Marine Institute of Memorial University of Newfoundland

St John’s, NL

 The Province of Newfoundland and Labrador is home to an aquaculture industry that is focused on the production of salmon and mussels. The province produced 10,620 tonnes of salmonids worth $57.6 million in 2020 . A large portion of the salmon (80%) harvested in Canada is further processed. Atlantic salmon processing removes the fillet portion of the salmon, but leaves the rest (head, skin, frame and trimmings: 45-50% of the body weight) as waste or for low value uses. Aquaculture firms dedicate a great deal of funds and resources to grow the entire salmon and when this non-fillet portion is not used effectively, this part of the investment is lost. Moreover, additional costs can be incurred in efforts to handle this potential resource and find a suitable means of disposal (transportation costs, tipping fees for dumping). In province, the issue of lost financial potential of unutilized salmon resources is worsened by the logistical and environmental issues posed by limited disposal options (composting, mink feed, landfilling).
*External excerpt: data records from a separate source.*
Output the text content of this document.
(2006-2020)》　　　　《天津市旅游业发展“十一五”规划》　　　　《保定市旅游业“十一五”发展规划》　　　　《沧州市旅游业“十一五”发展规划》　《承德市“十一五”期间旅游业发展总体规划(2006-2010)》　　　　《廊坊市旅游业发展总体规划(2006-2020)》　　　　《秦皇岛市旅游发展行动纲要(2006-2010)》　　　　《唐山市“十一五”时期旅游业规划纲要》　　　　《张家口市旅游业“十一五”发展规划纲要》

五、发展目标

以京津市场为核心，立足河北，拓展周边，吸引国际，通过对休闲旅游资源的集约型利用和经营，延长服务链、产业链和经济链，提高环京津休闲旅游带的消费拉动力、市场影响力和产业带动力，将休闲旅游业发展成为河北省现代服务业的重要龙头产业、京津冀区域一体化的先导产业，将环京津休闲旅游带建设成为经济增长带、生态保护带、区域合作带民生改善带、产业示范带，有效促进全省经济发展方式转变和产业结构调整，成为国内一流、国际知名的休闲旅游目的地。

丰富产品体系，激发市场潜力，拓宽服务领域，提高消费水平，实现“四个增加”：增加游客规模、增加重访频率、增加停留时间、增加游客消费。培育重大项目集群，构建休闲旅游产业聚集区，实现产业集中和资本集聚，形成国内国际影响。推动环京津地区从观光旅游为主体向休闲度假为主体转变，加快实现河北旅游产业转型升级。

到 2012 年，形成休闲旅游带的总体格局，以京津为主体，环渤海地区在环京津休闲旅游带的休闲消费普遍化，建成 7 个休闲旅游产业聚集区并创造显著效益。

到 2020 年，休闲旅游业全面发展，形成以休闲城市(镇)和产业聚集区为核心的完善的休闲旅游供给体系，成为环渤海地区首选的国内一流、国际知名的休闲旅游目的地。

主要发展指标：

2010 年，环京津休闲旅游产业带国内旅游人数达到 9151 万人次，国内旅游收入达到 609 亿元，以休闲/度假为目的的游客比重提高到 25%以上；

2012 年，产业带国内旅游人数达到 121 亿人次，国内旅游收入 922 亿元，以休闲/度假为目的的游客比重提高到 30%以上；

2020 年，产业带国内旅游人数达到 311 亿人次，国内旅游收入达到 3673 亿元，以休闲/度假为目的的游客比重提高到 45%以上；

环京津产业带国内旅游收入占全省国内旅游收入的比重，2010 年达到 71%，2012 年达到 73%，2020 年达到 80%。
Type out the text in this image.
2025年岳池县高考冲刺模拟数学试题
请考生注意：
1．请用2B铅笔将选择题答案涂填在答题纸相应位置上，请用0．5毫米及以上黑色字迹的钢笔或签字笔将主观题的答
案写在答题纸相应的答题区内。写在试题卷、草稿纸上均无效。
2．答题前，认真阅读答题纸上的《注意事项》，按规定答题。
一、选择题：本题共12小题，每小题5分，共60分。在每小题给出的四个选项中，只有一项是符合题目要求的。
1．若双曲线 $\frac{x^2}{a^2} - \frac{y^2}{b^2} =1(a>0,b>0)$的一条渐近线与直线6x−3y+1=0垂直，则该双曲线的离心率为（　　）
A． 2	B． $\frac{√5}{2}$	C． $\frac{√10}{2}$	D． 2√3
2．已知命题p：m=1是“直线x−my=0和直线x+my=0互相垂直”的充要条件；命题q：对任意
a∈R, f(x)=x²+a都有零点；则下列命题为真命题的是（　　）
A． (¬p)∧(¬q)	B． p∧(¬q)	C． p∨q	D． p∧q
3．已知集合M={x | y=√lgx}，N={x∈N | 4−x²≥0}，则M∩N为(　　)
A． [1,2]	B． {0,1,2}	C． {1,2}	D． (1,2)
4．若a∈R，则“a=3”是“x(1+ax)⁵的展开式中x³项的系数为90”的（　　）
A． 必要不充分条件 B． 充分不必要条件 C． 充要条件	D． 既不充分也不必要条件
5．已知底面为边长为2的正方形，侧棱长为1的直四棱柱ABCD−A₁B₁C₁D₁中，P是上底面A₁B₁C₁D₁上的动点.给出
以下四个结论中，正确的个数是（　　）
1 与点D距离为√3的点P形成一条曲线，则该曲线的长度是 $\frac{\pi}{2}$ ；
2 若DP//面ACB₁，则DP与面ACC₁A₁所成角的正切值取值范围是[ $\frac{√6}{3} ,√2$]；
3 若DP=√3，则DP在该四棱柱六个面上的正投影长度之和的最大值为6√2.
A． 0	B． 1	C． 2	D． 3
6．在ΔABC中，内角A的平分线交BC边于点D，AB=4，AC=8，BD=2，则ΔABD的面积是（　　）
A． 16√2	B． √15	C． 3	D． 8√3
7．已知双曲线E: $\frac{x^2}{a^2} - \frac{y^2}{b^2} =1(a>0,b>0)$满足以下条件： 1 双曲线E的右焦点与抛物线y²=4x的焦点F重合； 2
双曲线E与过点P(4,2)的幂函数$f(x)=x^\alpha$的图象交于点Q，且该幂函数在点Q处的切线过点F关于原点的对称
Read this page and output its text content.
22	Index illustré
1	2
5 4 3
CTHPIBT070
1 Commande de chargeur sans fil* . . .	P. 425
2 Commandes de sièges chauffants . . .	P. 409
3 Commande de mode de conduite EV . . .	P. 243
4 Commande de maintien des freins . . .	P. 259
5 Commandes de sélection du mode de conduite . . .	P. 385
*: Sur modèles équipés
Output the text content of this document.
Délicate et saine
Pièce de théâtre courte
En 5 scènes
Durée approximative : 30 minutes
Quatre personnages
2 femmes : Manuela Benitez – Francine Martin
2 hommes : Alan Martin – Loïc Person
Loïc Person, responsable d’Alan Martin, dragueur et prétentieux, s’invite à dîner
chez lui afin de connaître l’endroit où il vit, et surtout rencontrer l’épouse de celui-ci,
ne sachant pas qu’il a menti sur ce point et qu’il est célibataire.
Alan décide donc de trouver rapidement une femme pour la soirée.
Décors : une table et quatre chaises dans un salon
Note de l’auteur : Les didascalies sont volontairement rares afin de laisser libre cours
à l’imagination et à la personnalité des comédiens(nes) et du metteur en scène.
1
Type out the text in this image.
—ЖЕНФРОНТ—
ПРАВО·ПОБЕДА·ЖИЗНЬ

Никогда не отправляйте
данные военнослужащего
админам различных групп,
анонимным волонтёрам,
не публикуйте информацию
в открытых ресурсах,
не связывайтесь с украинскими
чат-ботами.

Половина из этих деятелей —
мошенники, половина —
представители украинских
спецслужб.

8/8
These salmon resources are a rich source of essential high value nutraceuticals and pharmaceuticals including collagen, gelatin, protein, amino acids, bioactive peptides, omega-3, oil and enzymes. The non-fillet portion of salmon is typically comprised of 15-19% proteins, 22-25% fat and 53-60% moisture in addition to minerals.

investigated the efficient and economic pretreatment methods including grinding, tumbling and antioxidant addition

for preservation of salmon by-products ( head, frame and gut) followed by extracting salmon oil from different parts  using enzymatic hydrolysis  and total lipid content and the omega-3 fatty acid profile in the oil was analyzed.

 Besides fish oil, studies about collagen in marine byproducts have also been carried out. Proximate composition and hydroxyproline estimation of byproducts from Atlantic Cod, Atlantic salmon, and lumpfish have been performed. The content of moisture, ash, lipid, protein, and collagen were measured, and the results indicated that collagen is most abundant in salmon skin.

 Currently we are investigating the protein and amino acid compositions and

extraction and isolation and purification of bioactive peptides from salmon byproducts.